Peut être, finalement, Julien Dray avait-il raison quand il suggérait que ces photos « n’avaient rien de photos surprises » et qu’elles étaient montées de toutes pièces. Et même si l’agence de photos avait démenti toute « mise en scène », sans doute mentait-elle. Sans doute cette femme avait-elle préalablement contacté un photographe, s’était exposée sur cette plage de galets, avait demandé qu’il la photographie pendant sa sieste et avait recruté, par la suite trois hommes, déguisés en policiers, venus l’arrêter pour faire « le buzz ». C’est possible. Peur être faisions-nous fausse route en défendant l’indéfendable : cette femme qui, une journée d’août, avait provoqué la police et par la police, avait provoqué l’Etat.

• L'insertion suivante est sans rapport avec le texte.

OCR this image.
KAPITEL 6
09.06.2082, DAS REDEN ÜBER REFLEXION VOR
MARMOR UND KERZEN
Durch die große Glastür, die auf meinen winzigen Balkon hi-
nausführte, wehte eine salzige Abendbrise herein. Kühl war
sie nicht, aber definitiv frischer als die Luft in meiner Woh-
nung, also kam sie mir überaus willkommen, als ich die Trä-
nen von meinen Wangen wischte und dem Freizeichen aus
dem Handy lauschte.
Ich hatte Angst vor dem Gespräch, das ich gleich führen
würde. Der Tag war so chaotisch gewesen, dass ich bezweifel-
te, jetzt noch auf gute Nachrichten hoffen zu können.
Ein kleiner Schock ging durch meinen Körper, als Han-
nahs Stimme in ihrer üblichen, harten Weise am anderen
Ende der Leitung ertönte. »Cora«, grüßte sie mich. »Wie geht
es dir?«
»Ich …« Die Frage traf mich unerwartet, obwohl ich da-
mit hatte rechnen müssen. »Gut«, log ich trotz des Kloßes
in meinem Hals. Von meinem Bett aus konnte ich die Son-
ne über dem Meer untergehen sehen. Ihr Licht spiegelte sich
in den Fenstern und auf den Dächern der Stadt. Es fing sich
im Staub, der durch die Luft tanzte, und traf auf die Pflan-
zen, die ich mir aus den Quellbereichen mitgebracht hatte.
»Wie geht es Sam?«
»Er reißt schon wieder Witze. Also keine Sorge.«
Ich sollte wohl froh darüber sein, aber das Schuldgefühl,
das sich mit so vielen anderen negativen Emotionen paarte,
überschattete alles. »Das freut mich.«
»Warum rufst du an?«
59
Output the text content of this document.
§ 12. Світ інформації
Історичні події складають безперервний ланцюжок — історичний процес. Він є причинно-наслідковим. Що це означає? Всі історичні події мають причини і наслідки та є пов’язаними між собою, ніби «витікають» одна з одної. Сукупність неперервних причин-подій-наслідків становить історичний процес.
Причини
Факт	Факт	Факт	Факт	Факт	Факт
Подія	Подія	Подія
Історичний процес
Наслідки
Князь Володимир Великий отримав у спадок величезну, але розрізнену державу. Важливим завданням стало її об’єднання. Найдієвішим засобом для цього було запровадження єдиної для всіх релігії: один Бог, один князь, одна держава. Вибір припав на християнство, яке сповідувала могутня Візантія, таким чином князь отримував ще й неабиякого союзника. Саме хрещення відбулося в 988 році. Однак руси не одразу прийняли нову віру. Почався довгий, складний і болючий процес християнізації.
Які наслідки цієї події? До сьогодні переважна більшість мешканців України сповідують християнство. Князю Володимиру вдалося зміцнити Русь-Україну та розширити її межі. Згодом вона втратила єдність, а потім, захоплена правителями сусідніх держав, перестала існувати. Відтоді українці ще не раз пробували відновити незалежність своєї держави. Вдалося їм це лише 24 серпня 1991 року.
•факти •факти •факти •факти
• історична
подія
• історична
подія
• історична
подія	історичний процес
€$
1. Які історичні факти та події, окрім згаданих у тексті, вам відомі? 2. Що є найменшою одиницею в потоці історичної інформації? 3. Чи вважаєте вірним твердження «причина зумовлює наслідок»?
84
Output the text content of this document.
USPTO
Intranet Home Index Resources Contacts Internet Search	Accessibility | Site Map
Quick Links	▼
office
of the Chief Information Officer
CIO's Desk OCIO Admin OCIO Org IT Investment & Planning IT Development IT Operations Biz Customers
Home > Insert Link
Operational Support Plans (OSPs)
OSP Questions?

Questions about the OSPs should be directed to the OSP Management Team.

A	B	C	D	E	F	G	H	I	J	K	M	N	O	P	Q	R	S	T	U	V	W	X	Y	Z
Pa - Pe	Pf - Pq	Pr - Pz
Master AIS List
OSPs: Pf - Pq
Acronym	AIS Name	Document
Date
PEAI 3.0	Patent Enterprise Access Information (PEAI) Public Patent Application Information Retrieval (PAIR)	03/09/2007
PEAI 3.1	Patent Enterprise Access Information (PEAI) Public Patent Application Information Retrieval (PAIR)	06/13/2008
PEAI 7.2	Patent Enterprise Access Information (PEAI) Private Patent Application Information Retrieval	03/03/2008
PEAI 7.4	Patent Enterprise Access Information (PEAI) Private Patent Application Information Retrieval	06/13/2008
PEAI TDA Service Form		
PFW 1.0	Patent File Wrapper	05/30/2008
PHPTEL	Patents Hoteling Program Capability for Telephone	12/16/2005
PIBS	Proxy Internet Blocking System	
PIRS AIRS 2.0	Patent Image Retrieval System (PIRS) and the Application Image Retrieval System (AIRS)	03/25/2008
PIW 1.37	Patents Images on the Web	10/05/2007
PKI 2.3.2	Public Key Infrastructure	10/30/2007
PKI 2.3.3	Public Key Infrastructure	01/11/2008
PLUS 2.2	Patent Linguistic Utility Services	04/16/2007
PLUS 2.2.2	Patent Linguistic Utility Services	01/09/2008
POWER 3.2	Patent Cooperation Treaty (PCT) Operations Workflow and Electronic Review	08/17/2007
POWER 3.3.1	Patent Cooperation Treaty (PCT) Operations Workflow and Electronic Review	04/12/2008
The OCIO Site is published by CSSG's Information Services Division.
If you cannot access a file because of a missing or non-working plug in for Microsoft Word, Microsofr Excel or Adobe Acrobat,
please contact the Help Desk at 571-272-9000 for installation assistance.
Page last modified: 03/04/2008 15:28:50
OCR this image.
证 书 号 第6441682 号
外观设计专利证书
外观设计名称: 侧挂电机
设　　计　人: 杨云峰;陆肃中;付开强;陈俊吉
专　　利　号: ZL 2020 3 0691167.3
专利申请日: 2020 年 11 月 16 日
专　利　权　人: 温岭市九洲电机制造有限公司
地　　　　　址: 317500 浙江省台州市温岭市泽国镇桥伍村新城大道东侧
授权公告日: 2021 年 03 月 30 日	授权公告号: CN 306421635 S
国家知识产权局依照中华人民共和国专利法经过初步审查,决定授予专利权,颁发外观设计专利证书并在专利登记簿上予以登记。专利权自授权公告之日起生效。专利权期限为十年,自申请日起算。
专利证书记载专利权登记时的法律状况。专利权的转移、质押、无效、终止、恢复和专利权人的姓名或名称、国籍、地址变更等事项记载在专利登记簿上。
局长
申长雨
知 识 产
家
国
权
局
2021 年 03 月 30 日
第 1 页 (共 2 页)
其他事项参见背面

Et sans doute l’Etat avait-il totalement raison d’être hermétique à sa provocation en ne disant rien, en restant totalement silencieux, en espérant que cette affaire se tasse comme toutes les autres s’étaient tassées avant elle. Sans doute avions-nous eu des réactions disproportionnées. Tout simplement. Sans doute fallait-il faire comme l’Etat d’ailleurs : ne rien dire. Laisser faire. Laisser cette femme se faire verbaliser alors qu’elle faisait une sieste. Sans doute l’avait-elle bien mérité. Et puis, sans doute devrions-nous ne rien écrire à ce sujet, peut-être était-ce trop de revenir sur ce fait absolument divers. Peut-être le rédacteur en chef de France 2, Olivier Siou, avait-il raison de se demander sur Twitter : « Quelle pudeur y-a-t-il à s’afficher voilée sur une plage où le regard tombe sans arrêt sur des corps dénudés supposés offenser la pudeur ? »
Sans doute devions-nous profiter de la fin de l’été, de la chaleur des rues, de la fraîcheur de l’eau, de la poésie du temps et des rebelles qui se cachent dans les égouts. Sans doute, les femmes voilées devaient rester chez elles, faire la cuisine comme elles le font si bien, offrir des bébés à leurs maris, ne pas sortir, ne pas trop rire, ne pas se baigner parce qu’elles risqueraient d’effrayer les riverains. Sans doute, les journalistes réactionnaires telle Eugenie Bastie avait raison de se battre comme des lions contre ce communautarisme rampant. Et depuis le début, sans doute avions-nous tort de nous opposer à eux. A la Raison. Dans ces cas-là, sans doute devions-nous avoir honte de nous.